Bleibt uns also nur das Abwarten, Ausharren, Resignieren? Mitnichten. Sicherlich kannst du den Tod selbst nicht üben, aber du kannst dich vorbereiten, technisch und seelisch-geistig, also mit deinem Denken, Fühlen und Wollen. Energisch gilt es ein dickes Brett zu bohren ( vgl. auch LF 5 und LF 6). Und die Todesangst ist immer mit dabei, es macht keinen Sinn, sie zu verdrängen.

Alle reden sie vom guten, dem gelingenden Leben. Niemand spricht Klartext von einem guten, gelingenden Sterben. Im Tod einen Sinn zu sehen, in seiner Erlösungskraft, in seiner Dienstbarkeit für den Fortgang des Lebens, auch das bedarf einer Übung.

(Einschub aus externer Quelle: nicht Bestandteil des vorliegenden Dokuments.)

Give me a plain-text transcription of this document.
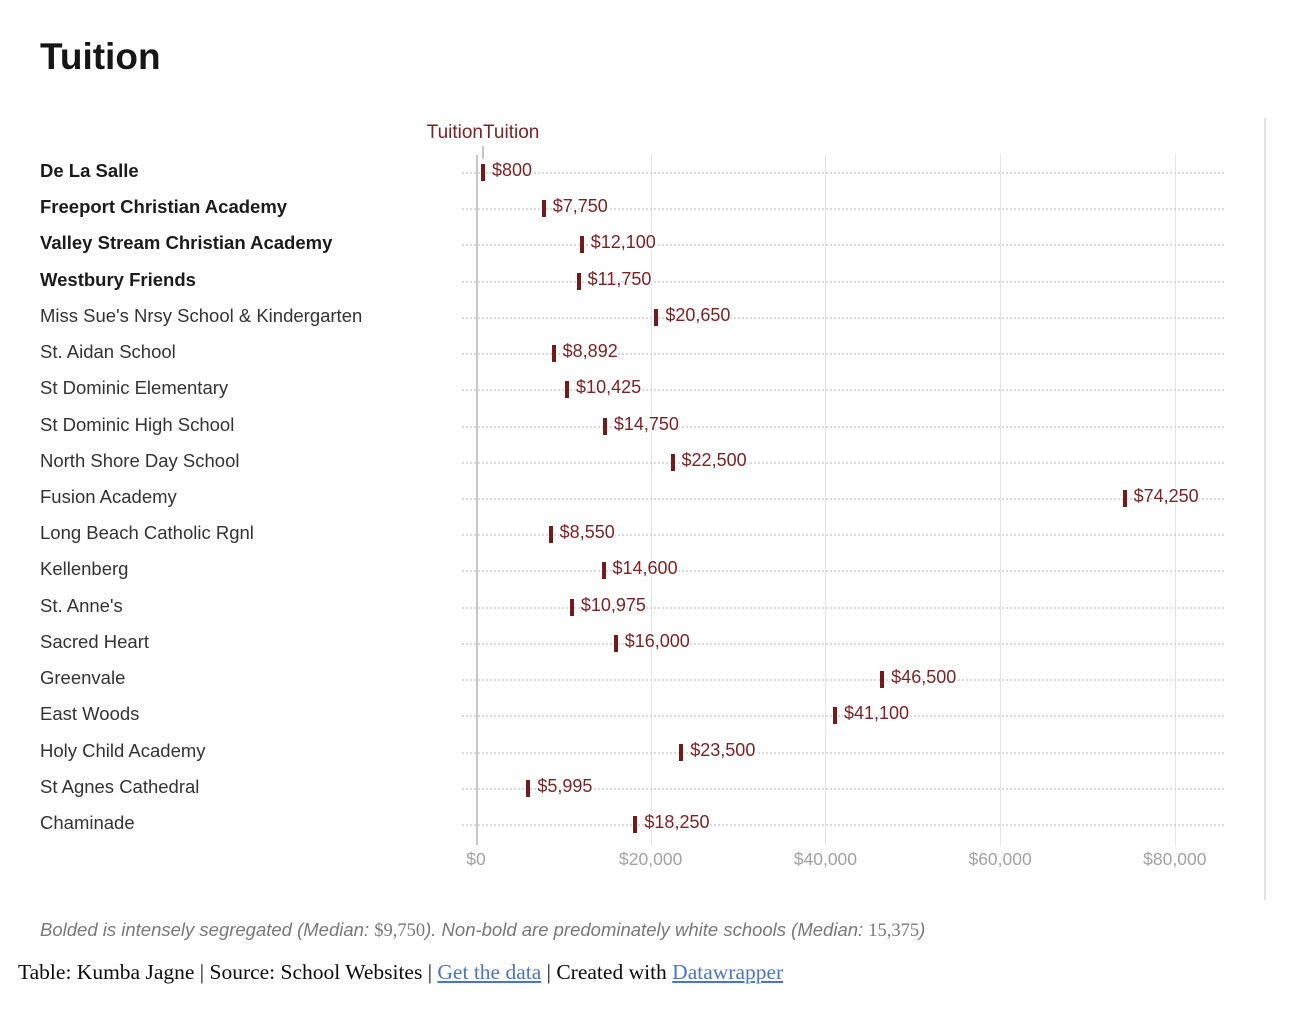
Tuition
Tuition Tuition
$0	$20,000	$40,000	$60,000	$80,000
De La Salle	$800
Freeport Christian Academy	$7,750
Valley Stream Christian Academy	$12,100
Westbury Friends	$11,750
Miss Sue's Nrsy School & Kindergarten	$20,650
St. Aidan School	$8,892
St Dominic Elementary	$10,425
St Dominic High School	$14,750
North Shore Day School	$22,500
Fusion Academy	$74,250
Long Beach Catholic Rgnl	$8,550
Kellenberg	$14,600
St. Anne's	$10,975
Sacred Heart	$16,000
Greenvale	$46,500
East Woods	$41,100
Holy Child Academy	$23,500
St Agnes Cathedral	$5,995
Chaminade	$18,250
Bolded is intensely segregated (Median: $9,750). Non-bold are predominately white schools (Median: 15,375)
Table: Kumba Jagne | Source: School Websites | Get the data | Created with Datawrapper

An einen guten, verlässlichen Freund:

Ganz nah bei mir

Ich suche ein schönes Bild von dir.

Worte sind so abgehoben.

Lachhaft-kindisch, dieser gut gemeinte Trost,

weil ein Gott es irgend so befiehlt.

wie er dir Majestät und Würde stiehlt,

als sei schon alles ausgelost,

Dieses kleine Gedichtchen habe ich vor ungefähr 12 Jahren geschrieben, ich war noch in den 60igern. Es war für mich ein erster Schritt, den Sinn des Todes zu ergreifen.

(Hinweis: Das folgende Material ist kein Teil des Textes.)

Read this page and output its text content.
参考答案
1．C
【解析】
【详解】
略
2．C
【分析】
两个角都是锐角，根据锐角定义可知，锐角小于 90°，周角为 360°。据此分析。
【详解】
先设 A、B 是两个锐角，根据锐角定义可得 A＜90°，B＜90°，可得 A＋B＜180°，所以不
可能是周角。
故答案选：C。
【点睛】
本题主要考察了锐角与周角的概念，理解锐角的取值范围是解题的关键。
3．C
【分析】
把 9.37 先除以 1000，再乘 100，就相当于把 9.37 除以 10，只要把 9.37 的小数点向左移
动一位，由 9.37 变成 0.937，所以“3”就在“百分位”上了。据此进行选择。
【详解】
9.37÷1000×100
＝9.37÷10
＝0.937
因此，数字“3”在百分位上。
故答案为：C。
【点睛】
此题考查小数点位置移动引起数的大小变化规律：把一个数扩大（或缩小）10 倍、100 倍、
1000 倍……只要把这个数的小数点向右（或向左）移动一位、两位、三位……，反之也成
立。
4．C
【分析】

Die Frage nach dem Sinn ist für Philosophen eine vertrackte Frage. Die Theologen haben es da leichter. Der Sinn kommt von Gott, Gott ist die Ursache und damit die Legitimation für alle weiteren kausalen Ableitungen. Ja, das kausale Denken ist so hoch geschätzt – es beruhigt.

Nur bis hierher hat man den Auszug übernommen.